30		& $azcopy_path login --identity
31		if ($LASTEXITCODE -ne 0) {
32			throw "AzCopy login failed with exit code $LASTEXITCODE"
33		}
34
35		# Run azcopy to transfer files       
36		if (-not $silent) { Write-Output "Uploading file to: $destination (concurrency: $concurrency, buffer: $buffer_gb GB, cap-mbps: $cap_mbps)" }
37		& $azcopy_path copy `
38			"$source_path" `
39			"$destination" `
40			--overwrite=true `
41			--from-to=LocalBlob `
42			--blob-type BlockBlob `
43			--follow-symlinks `
44			--check-length=true `
45			--put-md5 `
46			--disable-auto-decoding=false `
47			--trusted-microsoft-suffixes=onelake.blob.fabric.microsoft.com `
48			--log-level=INFO `
49			--output-level=quiet `
50			--cap-mbps=$cap_mbps
51		if ($LASTEXITCODE -ne 0) {
52			throw "AzCopy copy operation failed with exit code $LASTEXITCODE"
53		}
54
55		if (-not $silent) { Write-Output "AzCopy completed successfully." }
56	}
57	finally {
58		# Delete token cache directory
59		try {
60			if (Test-Path $token_cache_dir) {
61				Remove-Item -Path $token_cache_dir -Recurse -Force -ErrorAction SilentlyContinue
62				if (-not $silent) { Write-Output "Cleaned up token cache directory: $token_cache_dir" }
63			}
64		}
65		catch {
66			if (-not $silent) { Write-Output "Failed to clean up token cache directory $token_cache_dir" }
67		}
68	}
69}

Assume that AzCopy is placed in the folder C:\Tools\ and these two subfolders are created:

Logs for storing log files
TokenCache for temporary token storage

To upload a file from C:\DataExports\ to a Fabric Lakehouse (Workspace: WH_Sales, Lakehouse: LH_Sales, Folder: Sales), you can use the following PowerShell script:

 1$azcopyExe = "C:\Tools\azcopy\azcopy.exe"
 2$logDirectory = "C:\Tools\azcopy\Logs\"
 3$tokenCacheDirectory = "C:\Tools\azcopy\TokenCache\"
 4
 5$workspace = "WS_Sales"
 6$lakehouse = "LH_Sales"
 7$folder = "Sales"
 8$fileName = "sales_data_2025_06_23.csv"
 9
10$sourcePath = "C:\DataExports\$fileName"
11$destination = "https://onelake.blob.fabric.microsoft.com/$workspace/$lakehouse.Lakehouse/Files/$folder/"
12
13Transfer-File `
14    -source_path $sourcePath `
15    -destination $destination `
16    -azcopy_path $azcopyExe `
17    -azcopy_log_dir $logDirectory `
18    -azcopy_token_dir $tokenCacheDirectory

🔍 Key Highlights

✅ Isolation per process: Each run uses its own token cache directory (PID + GUID).
⚙️ Resource tuning: Adjustable buffer_gb, concurrency, and cap_mbps.
🔐 Managed Identity Auth: Secure—no secrets required.
🧹 Automatic cleanup: Temporary files removed after each run; logs cleaned via cron.
🔇 Silent mode: Reduces console noise when needed.

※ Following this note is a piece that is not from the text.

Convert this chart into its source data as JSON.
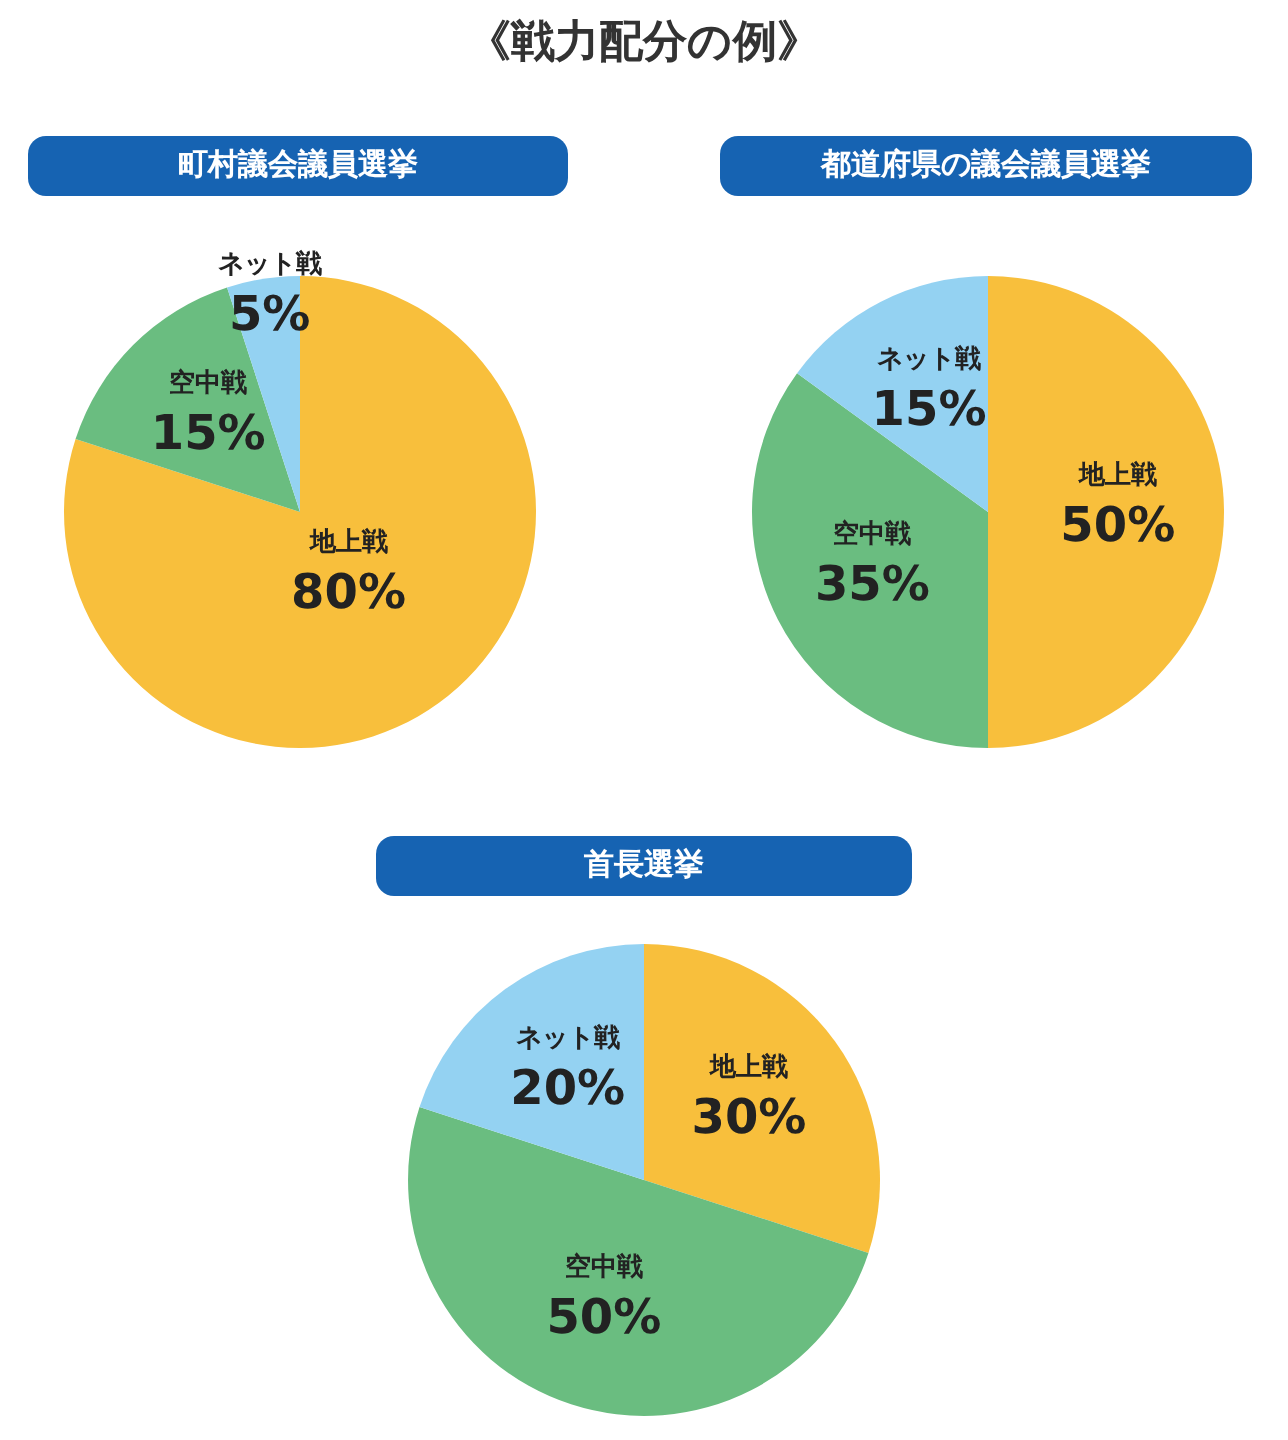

🚦 Process-Level Concurrency Control is Crucial

As mentioned earlier, concurrency must be controlled at two levels:

Within each process: via AzCopy options.
Across processes: by limiting how many run simultaneously.

If there's a risk of transfer spikes, a queue can help control process concurrency:

Use a queue-based system (e.g., file-based or database-backed job queue).
Run a background worker that dequeues and processes files with limited parallelism (e.g., 1–3 threads).

Benefits:

Prevents resource exhaustion
Reduces API throttling risks
Improves performance predictability

🧾 Final Thoughts

This script is still in an early stage but it looks promising.
By combining PowerShell and AzCopy, you can build a lightweight, scalable file ingestion system for Microsoft Fabric.

With solid concurrency management and error handling, this setup can run reliably and unattended—ideal for 24/7 operations.